Shoulder functions depend on multiple components working together to perform desired tasks, including muscles (rotator cuff, etc.), tendons, ligaments, cartilage and bone. Certain injuries or problems can arise involving any of these components of the shoulder that can contribute to shoulder dysfunction.
Dysfunction can result in pain, weakness, a decreased range of motion, instability or a combination of these issues. Many issues in the shoulder can be managed with non-operative measures such as rest, ice, medications (anti-inflammatory i.e. Aleve/Ibuprofen) and physical therapy. For other conditions further intervention such as steroid/cortisone injections or surgical intervention may be required.

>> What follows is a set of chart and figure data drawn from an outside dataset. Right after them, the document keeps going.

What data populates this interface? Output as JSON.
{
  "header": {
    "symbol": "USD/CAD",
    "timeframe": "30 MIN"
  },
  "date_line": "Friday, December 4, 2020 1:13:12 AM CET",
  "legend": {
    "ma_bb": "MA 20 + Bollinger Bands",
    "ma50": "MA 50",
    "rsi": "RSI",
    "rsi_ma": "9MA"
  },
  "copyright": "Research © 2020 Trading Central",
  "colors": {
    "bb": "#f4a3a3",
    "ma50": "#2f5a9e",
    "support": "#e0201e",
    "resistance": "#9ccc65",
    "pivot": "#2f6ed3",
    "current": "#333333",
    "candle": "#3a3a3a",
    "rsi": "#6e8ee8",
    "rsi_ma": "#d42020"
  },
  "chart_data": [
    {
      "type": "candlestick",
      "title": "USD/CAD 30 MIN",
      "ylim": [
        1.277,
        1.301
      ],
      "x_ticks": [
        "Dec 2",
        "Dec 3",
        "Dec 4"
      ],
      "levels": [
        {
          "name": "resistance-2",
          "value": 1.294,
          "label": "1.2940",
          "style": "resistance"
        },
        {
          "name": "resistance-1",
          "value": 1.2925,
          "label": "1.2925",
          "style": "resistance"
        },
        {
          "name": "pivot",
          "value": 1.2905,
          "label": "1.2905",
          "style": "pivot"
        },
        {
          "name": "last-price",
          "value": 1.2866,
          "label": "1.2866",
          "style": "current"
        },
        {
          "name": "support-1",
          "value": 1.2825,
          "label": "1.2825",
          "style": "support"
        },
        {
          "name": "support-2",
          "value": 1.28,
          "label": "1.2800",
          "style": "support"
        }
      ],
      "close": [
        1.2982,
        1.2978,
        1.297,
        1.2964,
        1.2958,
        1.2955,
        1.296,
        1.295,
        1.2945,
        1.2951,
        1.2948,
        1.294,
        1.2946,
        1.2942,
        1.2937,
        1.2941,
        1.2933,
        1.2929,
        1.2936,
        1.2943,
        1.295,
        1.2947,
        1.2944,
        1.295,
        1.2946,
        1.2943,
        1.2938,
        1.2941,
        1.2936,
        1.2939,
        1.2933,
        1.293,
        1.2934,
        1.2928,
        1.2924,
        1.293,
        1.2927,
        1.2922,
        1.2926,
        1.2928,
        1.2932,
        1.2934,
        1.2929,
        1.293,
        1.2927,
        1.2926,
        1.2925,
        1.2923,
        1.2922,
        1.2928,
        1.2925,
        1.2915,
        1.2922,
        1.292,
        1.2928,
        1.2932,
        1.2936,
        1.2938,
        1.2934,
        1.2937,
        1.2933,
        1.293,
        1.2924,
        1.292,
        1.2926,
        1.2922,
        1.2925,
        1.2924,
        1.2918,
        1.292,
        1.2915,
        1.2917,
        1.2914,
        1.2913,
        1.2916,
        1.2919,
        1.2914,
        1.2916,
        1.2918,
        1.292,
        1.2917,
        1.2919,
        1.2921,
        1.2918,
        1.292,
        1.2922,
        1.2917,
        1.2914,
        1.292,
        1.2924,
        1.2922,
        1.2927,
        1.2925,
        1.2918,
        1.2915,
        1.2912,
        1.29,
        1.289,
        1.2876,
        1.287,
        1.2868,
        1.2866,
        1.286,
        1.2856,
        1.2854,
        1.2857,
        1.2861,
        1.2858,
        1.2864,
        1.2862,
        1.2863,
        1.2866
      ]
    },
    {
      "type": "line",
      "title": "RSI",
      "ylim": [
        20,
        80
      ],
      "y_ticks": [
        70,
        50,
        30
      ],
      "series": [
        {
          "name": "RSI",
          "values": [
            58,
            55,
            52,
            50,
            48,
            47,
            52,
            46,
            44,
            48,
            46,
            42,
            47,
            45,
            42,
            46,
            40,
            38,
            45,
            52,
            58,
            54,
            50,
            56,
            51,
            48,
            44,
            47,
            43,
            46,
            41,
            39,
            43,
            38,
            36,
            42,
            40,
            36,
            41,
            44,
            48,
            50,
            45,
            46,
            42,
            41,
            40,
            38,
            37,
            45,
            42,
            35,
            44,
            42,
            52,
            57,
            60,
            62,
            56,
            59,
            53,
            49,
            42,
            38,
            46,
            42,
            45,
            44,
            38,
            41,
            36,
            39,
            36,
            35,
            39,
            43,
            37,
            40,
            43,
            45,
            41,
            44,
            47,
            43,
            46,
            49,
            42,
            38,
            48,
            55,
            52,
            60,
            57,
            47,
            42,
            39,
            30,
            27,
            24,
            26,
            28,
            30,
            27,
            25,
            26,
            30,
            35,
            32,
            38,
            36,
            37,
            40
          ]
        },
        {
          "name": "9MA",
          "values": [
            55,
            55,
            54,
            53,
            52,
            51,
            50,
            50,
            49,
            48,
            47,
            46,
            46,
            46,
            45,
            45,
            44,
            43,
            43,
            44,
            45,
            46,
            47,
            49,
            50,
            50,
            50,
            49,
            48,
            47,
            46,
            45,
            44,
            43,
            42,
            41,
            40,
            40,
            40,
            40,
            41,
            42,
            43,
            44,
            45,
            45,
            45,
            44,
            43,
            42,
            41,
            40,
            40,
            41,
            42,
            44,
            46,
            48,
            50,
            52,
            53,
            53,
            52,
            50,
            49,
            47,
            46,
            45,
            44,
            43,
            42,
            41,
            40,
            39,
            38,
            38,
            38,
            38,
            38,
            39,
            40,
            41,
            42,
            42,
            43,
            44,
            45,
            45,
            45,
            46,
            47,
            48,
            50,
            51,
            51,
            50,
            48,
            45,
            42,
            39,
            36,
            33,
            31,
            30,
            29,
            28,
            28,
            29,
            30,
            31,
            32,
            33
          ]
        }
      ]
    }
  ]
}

If you are having persisting pain, weakness, loss of motion or feelings of instability compromising your function or quality of life, you should consider seeking medical evaluation by your primary care doctor or orthopedic surgeon. Along with a clinical examination, evaluation will likely include x-rays and possibly an MRI.
Common Shoulder Injuries
Separation actually refers to injury to the acromioclavicular (AC) joint as opposed to the actual shoulder. This is a small joint consisting of the junction of the collarbone (clavicle) and acromion (part of the scapula, aka, shoulder blade). Injury typically involves a forceful fall onto the shoulder that stretches or disrupts the joint capsule or the associated ligaments, which stabilize the collarbone.
You may notice swelling, a bump or prominence at the end of the collarbone at the top of the shoulder. This injury does not usually require surgery, but instead medical management and therapy. Severe cases may require ligament reconstruction and stabilization of the collarbone.